The governor touted his administration’s policies — including reinstating a work requirement for food stamp recipients — as an alternative to what he described as a series of failed welfare programs dating back to President Lyndon B. Johnson’s “war on poverty” in the mid-1960s.
Data from the Kansas Department for Children and Families and the Kansas Department of Labor, which the right-leaning Foundation for Government Accountability analyzed for a report, showed incomes rose 127 percent, on average, for the roughly 41,000 Kansans who no longer receive food stamps, Brownback said.
“This is success,” he said. “The objective here is to get people out of poverty.”
As of the fourth quarter of 2014, about 79 percent of Kansans who had lost food stamps remained in poverty, however, and 71 percent were in “severe poverty,” meaning they had annual income below $5,885, which is half of the poverty line for a single adult. The report didn’t track poverty data in 2015.
Incomes among those Kansans did rise 127 percent by the end of 2014, on average, increasing from $2,453 per year to $5,562 per year. The federal poverty line for a single adult is $11,770 a year.
The report tracked adults, without disabilities or dependents, who no longer received food stamps after Kansas reinstated a requirement that they work at least 20 hours per week or participate in certain job training programs.
Generally, the people tracked for the study left the food stamp program for one of three reasons:
- They obtained a job and earned too much to remain eligible.
- They were disqualified because they failed to get a job.
- They consistently worked less than 20 hours a week.
Those who found jobs did better, with average incomes of $13,304. Still, 51 percent of those who landed jobs remained below the poverty line and 30 percent remained in “severe poverty.”
Shannon Cotsoradis, president and CEO of Kansas Action for Children, said she is concerned that more Kansans are being disqualified from food stamps because they aren’t working enough hours than because they are earning too much.
“A true measure of success would be the number of Kansans leaving public assistance programs because they earn too much to qualify. Instead, the data presented today shows that Kansas adults are losing food assistance because they aren’t able to find enough work and earn too little,” Cotsoradis said in a written statement. “These policy changes do not promote self-sufficiency — they only force some of the state’s poorest Kansans to go hungry.”
The report showed 59 percent of the 12,859 Kansans in the first group removed from food stamps found jobs within one year — meaning about 5,272 still were unemployed a year after their last food stamp payment.
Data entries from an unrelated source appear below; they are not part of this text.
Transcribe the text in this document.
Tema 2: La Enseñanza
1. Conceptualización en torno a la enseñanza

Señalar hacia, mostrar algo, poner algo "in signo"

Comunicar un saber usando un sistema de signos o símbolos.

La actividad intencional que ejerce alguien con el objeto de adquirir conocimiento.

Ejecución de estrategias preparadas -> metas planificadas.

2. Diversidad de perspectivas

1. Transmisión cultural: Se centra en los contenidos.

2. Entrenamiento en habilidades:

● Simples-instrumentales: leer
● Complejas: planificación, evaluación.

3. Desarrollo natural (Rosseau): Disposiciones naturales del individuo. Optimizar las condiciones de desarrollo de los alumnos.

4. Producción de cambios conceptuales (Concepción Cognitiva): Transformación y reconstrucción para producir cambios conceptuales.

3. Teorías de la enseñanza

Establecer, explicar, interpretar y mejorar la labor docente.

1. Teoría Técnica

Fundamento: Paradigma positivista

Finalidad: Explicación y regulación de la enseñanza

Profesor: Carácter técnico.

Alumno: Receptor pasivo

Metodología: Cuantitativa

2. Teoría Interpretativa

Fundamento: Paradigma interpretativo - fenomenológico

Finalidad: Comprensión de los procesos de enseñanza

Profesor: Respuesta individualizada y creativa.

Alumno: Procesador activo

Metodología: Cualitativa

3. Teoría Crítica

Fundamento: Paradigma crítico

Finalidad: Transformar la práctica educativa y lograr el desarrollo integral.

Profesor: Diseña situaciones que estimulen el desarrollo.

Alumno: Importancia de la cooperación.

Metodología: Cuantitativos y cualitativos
Some former recipients reported earning $40,000 or more per year, but a larger percentage found work in traditionally low-wage industries. About 19 percent had jobs in food service, 16 percent were working in retail and 7 percent worked in nursing and residential care facilities.
Brownback said reinstating the work requirement has succeeded because it has moved more people out of poverty than the “big government” policies that it replaced. It wasn’t clear what data he used for comparison.
He said that although he won’t be satisfied until all Kansans are living above the poverty line, “this is something that has worked and is working.”
Brownback suggested U.S. House Speaker Paul Ryan might consider the Kansas program as a model for federal reforms. Lt. Gov. Jeff Colyer also recently visited Ohio to tout Kansas’ changes to public assistance.
“People who used to be dependent on government are finding more than just a way out of poverty,” Brownback said. “They find dignity and self-worth.”